The broader debate also touched on the church's interventions on addiction, with Vaccari referencing Pope Francis and Pope Leo XIV on the responsibility of institutions facing social fragility. The cross-cutting nature of the gambling question, encompassing licensing, taxation, public health, technology, social responsibility, legality and the role of the State, was apparent throughout the chamber discussion.
Expert Analysis
The €165 Billion Stakes Figure Changes the Political Calculus
A stakes figure equivalent to 7.3% of GDP is the kind of number that makes any government's political position considerably more complicated. The Italian regulated gambling sector has grown to a scale where it is no longer politically possible to treat it as a peripheral issue, and the fiscal dependency dimension that opposition MPs have raised is genuinely significant. When state revenue depends materially on continued gambling activity, the political will to impose meaningful restrictions on that activity weakens regardless of which party holds power. The opposition's argument that this dynamic compromises the ability of the State to govern the phenomenon rather than depend on it deserves serious engagement rather than dismissal. How the August reform package handles the tension between economic interest and public health protection will reveal more about the current government's actual priorities than any rhetorical commitment to player protection in isolation.

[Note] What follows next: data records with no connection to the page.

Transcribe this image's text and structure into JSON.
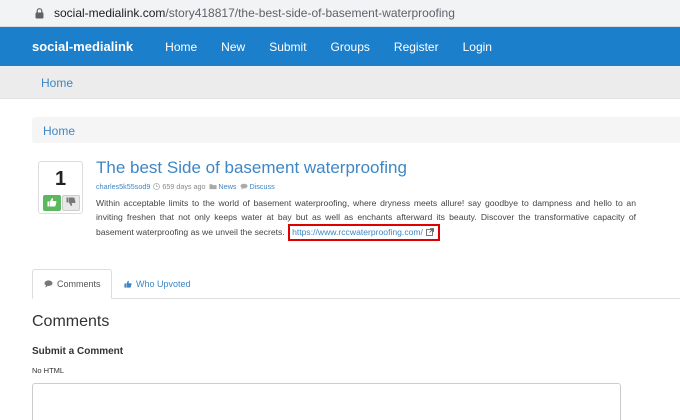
{
  "browser": {
    "url_host": "social-medialink.com",
    "url_path": "/story418817/the-best-side-of-basement-waterproofing"
  },
  "navbar": {
    "brand": "social-medialink",
    "links": [
      "Home",
      "New",
      "Submit",
      "Groups",
      "Register",
      "Login"
    ]
  },
  "breadcrumb_top": "Home",
  "breadcrumb_inner": "Home",
  "story": {
    "votes": "1",
    "title": "The best Side of basement waterproofing",
    "author": "charles5k55sod9",
    "time": "659 days ago",
    "category": "News",
    "discuss": "Discuss",
    "description": "Within acceptable limits to the world of basement waterproofing, where dryness meets allure! say goodbye to dampness and hello to an inviting freshen that not only keeps water at bay but as well as enchants afterward its beauty. Discover the transformative capacity of basement waterproofing as we unveil the secrets.",
    "link": "https://www.rccwaterproofing.com/"
  },
  "tabs": {
    "comments": "Comments",
    "who_upvoted": "Who Upvoted"
  },
  "comments_heading": "Comments",
  "submit_heading": "Submit a Comment",
  "no_html": "No HTML",
  "colors": {
    "navbar": "#1c7fcc",
    "link": "#3e86c5",
    "upvote": "#5cb85c",
    "highlight_box": "#e00000"
  },
  "icons": {
    "lock": "lock-icon",
    "upvote": "thumbs-up-icon",
    "downvote": "thumbs-down-icon",
    "clock": "clock-icon",
    "folder": "folder-icon",
    "comment": "comment-icon",
    "external": "external-link-icon"
  }
}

The ADM Governance Question Deserves More Attention Than It Has Received
The M5S's identification of a structural conflict of interest within the Customs and Monopolies Agency is one of the more substantive critiques to emerge from the parliamentary debate. Combining regulatory authority, control functions, promotional responsibilities and tax revenue maximisation within a single body creates incentive structures that are difficult to reconcile with effective consumer protection. Other European regulators have moved progressively toward separating these functions across distinct institutions precisely because the conflicts of interest become unmanageable at scale. Whether Italy is willing to consider similar institutional reform, or whether the ADM's existing structure is treated as politically untouchable, will be one of the more revealing aspects of the next phase of regulatory development.
The Online Channel Crossing €100 Billion Should Drive the Digital Reform Agenda
The confirmation that Italy's online gambling channel has exceeded €100 billion in stakes for the first time underlines how rapidly the structural composition of the market is shifting. The current regulatory framework was largely designed when land-based activity dominated the market, and the inherited architecture is increasingly mismatched with where the genuine commercial and consumer protection challenges now sit. The opposition's emphasis on digital platforms, online accessibility and the particular vulnerabilities of younger users gambling primarily through mobile devices captures something important about how the market has evolved. Any reform package focused predominantly on the land-based network, even with strong technological prevention elements, risks addressing yesterday's regulatory challenges rather than tomorrow's. The August decree will need to demonstrate that the Italian regulatory framework is genuinely keeping pace with where Italian gambling activity actually happens.